Chris, how have you found this editor and what are their credentials? Dialogue punctuation is pretty basic stuff and something people often get wrong and an editor should know both to watch out for it and how to use it correctly. I'd be very worried about the advice they were giving, if what you're taking from their advice is correct. And, actually, that's the other thing - have you asked them why they've advised the change? If you think something is wrong you're quite in your right to ask for an explanation. It's just, in the past, I've adjusted dialogue punctuation when beta-ing and the people I've done it for haven't understood why I did it (my bad) and have applied it incorrectly. Perhaps post the example?

Thanks, Springs. I went through CreateSpace. For better or for worse. This will be my first publication, and I went with them due to the attraction of a package that includes all services. Unfortunately, the edit is a one-time revision and further consultations would come at a cost (which I don't have). I wouldn't say I regret my decision, however, for the future I may seek other editing services. There are some folks here, I believe that offer them. Sadly, I did not know people like @Teresa Edgerton until after I committed to them :(.
 
I'm saving up for a Teresa now that I have read Goblin Moon...

I know I can't edit my own work even to fix things I do know how to do. I read too fast.
 
My experience with Xlibris has been the same.

Thanks, Springs. I went through CreateSpace. For better or for worse. This will be my first publication, and I went with them due to the attraction of a package that includes all services. Unfortunately, the edit is a one-time revision and further consultations would come at a cost (which I don't have). I wouldn't say I regret my decision, however, for the future I may seek other editing services. There are some folks here, I believe that offer them. Sadly, I did not know people like @Teresa Edgerton until after I committed to them :(.

The first rounds of edits are free and then anything after starts the ticker running.

As to that particular one I would have chosen to tell Xlibris that it needed to stay as it was, though I can almost see what might have happened there.

That's technically not dialogue in the sense that it is someone explaining what someone said. After all who actual said that he said Jeff when he said this. If it is the narrator then that does cause a bit of a puzzle.

Other wise if it were a character saying this it might look like.
" 'Jeff' was all he said before jumping on his broomstick."

But this could also look like a thought.
Jeff(Jeff in italics)was all he said before jumping on his broomstick.

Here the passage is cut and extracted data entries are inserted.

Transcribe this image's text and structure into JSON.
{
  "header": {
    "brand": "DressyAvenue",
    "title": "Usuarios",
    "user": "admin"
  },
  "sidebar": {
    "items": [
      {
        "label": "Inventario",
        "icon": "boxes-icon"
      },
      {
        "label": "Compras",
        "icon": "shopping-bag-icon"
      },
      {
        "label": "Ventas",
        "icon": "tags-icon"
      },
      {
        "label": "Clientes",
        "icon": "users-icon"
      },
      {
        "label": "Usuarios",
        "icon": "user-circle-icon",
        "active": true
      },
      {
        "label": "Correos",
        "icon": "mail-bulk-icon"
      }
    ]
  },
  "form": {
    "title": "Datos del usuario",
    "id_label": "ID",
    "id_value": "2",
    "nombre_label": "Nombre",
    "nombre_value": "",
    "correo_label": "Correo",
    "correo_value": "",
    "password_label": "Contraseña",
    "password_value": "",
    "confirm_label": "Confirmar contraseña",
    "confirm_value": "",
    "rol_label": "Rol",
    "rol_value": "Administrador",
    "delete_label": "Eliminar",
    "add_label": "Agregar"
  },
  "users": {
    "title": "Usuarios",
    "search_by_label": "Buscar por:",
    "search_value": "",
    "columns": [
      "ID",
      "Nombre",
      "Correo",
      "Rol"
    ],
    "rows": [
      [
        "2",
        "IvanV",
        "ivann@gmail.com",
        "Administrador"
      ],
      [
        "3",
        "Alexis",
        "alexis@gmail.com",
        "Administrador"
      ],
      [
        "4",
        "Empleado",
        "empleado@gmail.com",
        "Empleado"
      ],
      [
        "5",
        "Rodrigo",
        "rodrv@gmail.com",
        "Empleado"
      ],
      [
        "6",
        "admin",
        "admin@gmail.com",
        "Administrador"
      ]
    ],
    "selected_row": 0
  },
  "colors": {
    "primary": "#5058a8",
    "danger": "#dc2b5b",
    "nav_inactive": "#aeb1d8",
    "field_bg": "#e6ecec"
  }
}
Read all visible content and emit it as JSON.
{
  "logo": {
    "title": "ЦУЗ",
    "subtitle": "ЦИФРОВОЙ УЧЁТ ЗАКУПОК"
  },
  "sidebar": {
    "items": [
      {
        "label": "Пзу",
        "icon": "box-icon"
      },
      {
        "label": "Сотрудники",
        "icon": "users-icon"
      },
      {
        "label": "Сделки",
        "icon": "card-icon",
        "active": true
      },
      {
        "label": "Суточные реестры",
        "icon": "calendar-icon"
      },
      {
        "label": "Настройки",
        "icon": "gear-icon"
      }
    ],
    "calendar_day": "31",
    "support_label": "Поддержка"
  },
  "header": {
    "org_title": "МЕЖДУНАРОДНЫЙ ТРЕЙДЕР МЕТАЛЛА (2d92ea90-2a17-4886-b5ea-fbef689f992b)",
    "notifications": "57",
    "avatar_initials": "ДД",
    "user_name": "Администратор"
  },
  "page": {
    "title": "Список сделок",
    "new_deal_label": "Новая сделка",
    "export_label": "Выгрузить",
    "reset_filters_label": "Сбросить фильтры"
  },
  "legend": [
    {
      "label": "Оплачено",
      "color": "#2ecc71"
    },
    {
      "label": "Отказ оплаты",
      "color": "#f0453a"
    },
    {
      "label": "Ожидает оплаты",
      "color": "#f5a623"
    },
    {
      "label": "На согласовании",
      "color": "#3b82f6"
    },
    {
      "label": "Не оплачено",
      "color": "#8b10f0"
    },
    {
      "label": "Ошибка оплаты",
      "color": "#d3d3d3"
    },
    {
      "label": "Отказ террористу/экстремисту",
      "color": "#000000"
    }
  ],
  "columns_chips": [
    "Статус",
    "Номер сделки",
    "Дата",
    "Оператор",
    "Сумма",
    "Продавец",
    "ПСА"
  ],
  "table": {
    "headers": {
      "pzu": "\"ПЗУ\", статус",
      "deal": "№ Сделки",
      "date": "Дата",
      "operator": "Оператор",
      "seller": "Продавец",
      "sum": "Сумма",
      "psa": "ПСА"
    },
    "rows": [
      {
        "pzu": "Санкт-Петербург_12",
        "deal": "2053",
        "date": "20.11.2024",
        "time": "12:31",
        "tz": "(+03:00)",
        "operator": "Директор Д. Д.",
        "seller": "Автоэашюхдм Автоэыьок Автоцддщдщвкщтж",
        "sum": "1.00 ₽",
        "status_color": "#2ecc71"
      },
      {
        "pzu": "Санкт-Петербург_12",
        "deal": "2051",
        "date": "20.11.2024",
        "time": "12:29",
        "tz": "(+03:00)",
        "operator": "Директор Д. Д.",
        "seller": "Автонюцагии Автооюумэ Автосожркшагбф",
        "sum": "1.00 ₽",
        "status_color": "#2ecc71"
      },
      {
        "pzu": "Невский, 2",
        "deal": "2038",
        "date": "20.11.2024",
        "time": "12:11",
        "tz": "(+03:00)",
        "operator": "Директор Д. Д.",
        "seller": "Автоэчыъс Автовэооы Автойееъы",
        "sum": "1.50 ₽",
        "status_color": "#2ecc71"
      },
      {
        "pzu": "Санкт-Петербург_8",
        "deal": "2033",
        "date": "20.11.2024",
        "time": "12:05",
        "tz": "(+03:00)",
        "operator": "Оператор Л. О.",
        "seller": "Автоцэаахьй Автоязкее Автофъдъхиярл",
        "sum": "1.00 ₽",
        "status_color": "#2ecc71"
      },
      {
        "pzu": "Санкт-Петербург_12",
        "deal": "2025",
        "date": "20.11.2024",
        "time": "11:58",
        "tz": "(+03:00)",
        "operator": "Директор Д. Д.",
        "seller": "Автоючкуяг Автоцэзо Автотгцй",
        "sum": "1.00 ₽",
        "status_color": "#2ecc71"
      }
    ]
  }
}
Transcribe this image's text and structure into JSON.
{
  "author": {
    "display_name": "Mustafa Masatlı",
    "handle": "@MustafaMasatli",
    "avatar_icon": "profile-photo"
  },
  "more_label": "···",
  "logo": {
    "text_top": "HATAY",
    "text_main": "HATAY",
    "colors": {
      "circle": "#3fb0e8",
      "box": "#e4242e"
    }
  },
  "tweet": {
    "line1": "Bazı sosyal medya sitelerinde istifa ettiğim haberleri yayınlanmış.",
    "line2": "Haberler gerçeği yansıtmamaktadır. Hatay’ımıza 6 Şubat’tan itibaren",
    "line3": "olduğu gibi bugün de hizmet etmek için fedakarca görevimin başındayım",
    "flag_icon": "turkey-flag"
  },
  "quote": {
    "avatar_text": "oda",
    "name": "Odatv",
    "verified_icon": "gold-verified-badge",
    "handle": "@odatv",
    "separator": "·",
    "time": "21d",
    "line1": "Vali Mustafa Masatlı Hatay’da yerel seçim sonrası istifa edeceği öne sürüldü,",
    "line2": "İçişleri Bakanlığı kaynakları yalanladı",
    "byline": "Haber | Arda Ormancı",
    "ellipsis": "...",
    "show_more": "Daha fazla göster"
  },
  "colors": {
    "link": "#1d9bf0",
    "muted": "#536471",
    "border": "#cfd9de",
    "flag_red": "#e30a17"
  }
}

What the editor put in looks like quotes in lieu of italics.
Depending on the style guide it could be single or double quotes.

Possibly seeing the context would make this clearer.

I think they meant well.

It could also be the complexity of the sentence. It's almost a complex as a passive sentence.

Is it possibly that. He said, "Jeff," before jumping on his broomstick.
No need to explain that it is all he said because; it's all he says.